Segundo os governadores, todos os documentos já foram entregues e os contratos já estão prontos para serem efetivados. Esta semana surgiu a informação de que o Ministério da Saúde não deve incluir a Sputnik V. Pode ser. Mas sem essa inclusão, a conta vai ficar inteira para os estados.

Mas o problema é que entre o cronograma de aplicação das vacinas russas e o cronograma das demais vacinas, talvez a Sputnik V seja dispensável, embora numa pandemia nenhuma vacina possa ser dispensada.

De qualquer forma, já se sabe que da parte do Ministério da Saúde, a disposição de comprar a vacina russa é próxima de zero. Primeiro por ela está diretamente associada ao lobby que se fez no Congresso para sua aquisição junto com a vacina indiana. Depois, porque com o contrato da Bharat Biontec cancelado, a viabilidade da compra da Sputnik V ficou mais difícil.

O governo federal pode comprar a Sputnik V, ou incluir as vacinas no PNI? Pode! Mas fica a pergunta: se existe a disponibilidade de vacinas sem esses problemas, como a Pfizer, com um cronograma fazendo entregas todos os dias a partir de agosto, porque comprar essa vacina dos russos?

A Pfizer está fazendo a maior operação de entregas de vacinas contra a covid-19 ao Brasil, dentro dos contratos que tem com o Ministério da Saúde.

Desde a última terça-feira, 20, até 1? de agosto, o laboratório vai entregar em média de 1 milhão de doses por dia, totalizando um lote de 13.265.460 de doses do imunizante, desenvolvido em parceria com a BioNTech.
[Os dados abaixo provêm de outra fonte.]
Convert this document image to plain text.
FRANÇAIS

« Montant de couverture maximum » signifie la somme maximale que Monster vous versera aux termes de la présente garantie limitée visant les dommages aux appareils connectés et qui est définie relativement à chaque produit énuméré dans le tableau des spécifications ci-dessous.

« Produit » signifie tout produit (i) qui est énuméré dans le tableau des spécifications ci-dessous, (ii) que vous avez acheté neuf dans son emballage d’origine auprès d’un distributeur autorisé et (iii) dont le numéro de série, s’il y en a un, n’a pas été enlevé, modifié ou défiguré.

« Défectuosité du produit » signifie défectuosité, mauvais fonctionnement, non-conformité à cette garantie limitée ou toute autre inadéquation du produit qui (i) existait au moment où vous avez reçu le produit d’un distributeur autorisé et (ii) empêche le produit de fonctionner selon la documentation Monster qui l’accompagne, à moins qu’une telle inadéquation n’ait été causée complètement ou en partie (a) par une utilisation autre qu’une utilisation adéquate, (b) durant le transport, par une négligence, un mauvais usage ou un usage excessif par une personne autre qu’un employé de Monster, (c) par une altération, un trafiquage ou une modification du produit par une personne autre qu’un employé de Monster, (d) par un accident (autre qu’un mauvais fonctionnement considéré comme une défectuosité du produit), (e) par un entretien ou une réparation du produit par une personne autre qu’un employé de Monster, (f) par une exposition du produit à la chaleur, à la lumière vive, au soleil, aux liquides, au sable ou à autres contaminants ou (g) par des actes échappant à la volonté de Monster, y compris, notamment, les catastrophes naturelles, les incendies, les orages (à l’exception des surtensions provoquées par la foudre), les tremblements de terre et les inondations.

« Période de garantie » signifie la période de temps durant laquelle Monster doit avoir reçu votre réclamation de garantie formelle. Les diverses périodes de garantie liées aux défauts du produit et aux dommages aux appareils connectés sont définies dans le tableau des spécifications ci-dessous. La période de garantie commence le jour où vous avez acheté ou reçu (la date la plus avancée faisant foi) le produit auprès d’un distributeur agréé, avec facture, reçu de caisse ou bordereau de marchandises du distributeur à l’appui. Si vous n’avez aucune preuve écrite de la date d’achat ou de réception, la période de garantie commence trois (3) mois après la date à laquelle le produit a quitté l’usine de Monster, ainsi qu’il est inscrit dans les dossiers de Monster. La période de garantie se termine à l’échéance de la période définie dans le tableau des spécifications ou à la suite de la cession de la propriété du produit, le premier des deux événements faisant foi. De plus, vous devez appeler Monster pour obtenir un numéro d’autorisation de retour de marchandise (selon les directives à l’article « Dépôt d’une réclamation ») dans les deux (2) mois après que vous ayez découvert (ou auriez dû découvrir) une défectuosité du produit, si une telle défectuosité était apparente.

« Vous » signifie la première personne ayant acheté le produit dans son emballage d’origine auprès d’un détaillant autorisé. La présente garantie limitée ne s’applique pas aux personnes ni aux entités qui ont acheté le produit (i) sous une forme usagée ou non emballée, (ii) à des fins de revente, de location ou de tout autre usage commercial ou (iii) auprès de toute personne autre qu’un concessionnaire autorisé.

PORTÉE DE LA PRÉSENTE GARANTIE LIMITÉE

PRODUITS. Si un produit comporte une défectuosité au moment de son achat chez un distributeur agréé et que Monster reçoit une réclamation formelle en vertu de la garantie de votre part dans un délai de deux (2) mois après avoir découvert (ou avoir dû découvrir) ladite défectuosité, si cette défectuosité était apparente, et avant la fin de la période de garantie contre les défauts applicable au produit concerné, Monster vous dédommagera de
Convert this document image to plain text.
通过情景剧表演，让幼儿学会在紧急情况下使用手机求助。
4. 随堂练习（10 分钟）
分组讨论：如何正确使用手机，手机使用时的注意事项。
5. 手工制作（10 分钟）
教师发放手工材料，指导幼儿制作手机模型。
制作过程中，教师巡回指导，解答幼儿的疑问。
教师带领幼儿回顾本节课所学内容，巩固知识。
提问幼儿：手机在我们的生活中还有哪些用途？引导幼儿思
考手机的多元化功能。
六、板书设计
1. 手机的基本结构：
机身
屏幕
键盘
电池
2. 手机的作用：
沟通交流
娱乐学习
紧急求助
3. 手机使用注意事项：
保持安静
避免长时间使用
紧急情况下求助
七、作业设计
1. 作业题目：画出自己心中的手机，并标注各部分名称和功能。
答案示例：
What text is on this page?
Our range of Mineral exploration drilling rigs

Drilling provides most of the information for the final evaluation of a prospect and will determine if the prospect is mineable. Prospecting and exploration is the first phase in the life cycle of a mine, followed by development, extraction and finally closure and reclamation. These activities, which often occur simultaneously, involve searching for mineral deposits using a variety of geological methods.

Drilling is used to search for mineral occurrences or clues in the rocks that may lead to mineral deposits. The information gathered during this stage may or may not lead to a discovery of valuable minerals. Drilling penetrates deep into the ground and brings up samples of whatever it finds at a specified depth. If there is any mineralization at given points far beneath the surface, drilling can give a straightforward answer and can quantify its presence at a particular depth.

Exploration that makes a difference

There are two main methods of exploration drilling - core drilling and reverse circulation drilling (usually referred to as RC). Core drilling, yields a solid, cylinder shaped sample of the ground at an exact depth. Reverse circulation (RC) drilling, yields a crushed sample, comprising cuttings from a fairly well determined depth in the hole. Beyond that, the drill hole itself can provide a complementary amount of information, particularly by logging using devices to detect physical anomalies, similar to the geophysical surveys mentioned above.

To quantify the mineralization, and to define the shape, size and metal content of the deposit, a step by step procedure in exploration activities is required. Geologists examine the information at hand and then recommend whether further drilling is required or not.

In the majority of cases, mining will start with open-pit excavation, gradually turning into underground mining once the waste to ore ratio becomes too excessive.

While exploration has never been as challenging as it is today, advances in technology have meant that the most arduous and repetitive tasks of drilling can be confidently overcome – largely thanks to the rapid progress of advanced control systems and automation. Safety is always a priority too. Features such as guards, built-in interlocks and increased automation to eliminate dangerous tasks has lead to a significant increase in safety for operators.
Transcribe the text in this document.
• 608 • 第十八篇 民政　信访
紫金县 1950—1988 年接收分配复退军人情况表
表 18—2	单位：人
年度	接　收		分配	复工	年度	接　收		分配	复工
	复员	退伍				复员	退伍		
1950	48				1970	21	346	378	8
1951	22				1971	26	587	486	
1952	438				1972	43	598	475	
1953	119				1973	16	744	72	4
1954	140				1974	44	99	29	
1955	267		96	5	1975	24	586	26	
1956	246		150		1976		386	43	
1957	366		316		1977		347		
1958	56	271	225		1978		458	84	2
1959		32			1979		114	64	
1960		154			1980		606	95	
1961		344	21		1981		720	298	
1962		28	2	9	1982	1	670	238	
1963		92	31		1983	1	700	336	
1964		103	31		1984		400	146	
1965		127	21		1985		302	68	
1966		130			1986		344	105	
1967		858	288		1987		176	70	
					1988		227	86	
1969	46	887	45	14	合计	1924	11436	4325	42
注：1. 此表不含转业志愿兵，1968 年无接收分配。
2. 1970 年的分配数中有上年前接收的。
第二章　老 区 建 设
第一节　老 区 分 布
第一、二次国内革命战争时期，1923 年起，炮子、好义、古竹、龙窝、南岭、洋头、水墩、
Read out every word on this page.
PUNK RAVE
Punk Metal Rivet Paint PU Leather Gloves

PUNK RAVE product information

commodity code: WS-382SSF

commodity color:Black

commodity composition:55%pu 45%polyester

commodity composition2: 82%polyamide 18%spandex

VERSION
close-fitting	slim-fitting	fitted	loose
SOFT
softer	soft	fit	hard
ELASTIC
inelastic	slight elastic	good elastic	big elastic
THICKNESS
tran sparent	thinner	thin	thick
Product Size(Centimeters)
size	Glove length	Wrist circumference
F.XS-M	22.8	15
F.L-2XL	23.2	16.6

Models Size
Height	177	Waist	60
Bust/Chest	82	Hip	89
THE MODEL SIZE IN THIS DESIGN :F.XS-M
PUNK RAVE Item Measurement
Segundo o Ministério, até agosto chegarão 32,5 milhões de Pfizer e mais 13 milhões da AstraZeneca, e mais 15 milhões, além da CoronaVac. Ou seja, 60,5 milhões o fluxo de entrega vai aumentar a partir de agora.   

Claro que os governadores querem uma vacina para chamar de sua. E mesmo com as perspectivas de entregas em agosto e setembro, eles vão prosseguir no desejo de trazer os 37 milhões de doses.

Na verdade, a Anvisa colocou um pacote de exigências tão grande para que os estados pudessem aplicá-las que nem todos estão dispostos a prosseguir.

Na prática, porque um estado precisa se submeter a tantas exigências para aplicar vacinas em apenas 1% da população? Para que Pernambuco, por exemplo, comece a fazer a vacinação com a Sputnik V, terá que enviar documentos e insumos ao Instituto Nacional de Controle de Qualidade em Saúde (INCQS/Fiocruz) para a realização das análises; mandar à Anvisa de medida de mitigação do risco pelos fabricantes Generium e UfaVita, decorrente da ausência da validação da etapa de filtração esterilizante.

Após esta etapa, os estados terão que enviar à Anvisa do relatório final de validação do processo de fabricação do insumo farmacêutico ativo (IFA) ou declaração da autoridade russa de que verificou e aprovou tal documento e ainda um os registros dos treinamentos dos operadores, indicando que os procedimentos de trabalho foram efetivamente corrigidos e não representam risco de contaminação ao produto.

E depois de tudo isso, mesmo após a chegada ao Brasil, a vacina só poderá ser utilizada após avaliação e liberação pelo INCQS, o que permitirá comprovar a ausência de vírus replicante na vacina e assegurar seus aspectos de qualidade e segurança. Nenhuma vacina exige isso. Isso quer dizer que com muito boa vontade, a vacina será aplicada em setembro.

Esse tipo de exigências não agrada aos russos, que queriam exibir essa vacina no Brasil como um atentado de validade para possíveis clientes.

E sempre é bom lembrar: depois que o Fundo Russo de Investimentos Direto desistiu de obter autorização na Anvisa, ninguém dele mais falou sobre a vacina.

Sempre são os governadores, especialmente o do Piauí, Welington Dias, que reconhece que o esforço dos governadores nordestinos para trazer a vacina tem sido uma corrida de obstáculos.

Se o Ministério da Saúde não incluir as 38 milhões de doses no PNI, serão os estados quem vão ter que pagar essa conta. A dúvida é: os estados têm esse dinheiro? Aproximadamente R$ 2 bilhões?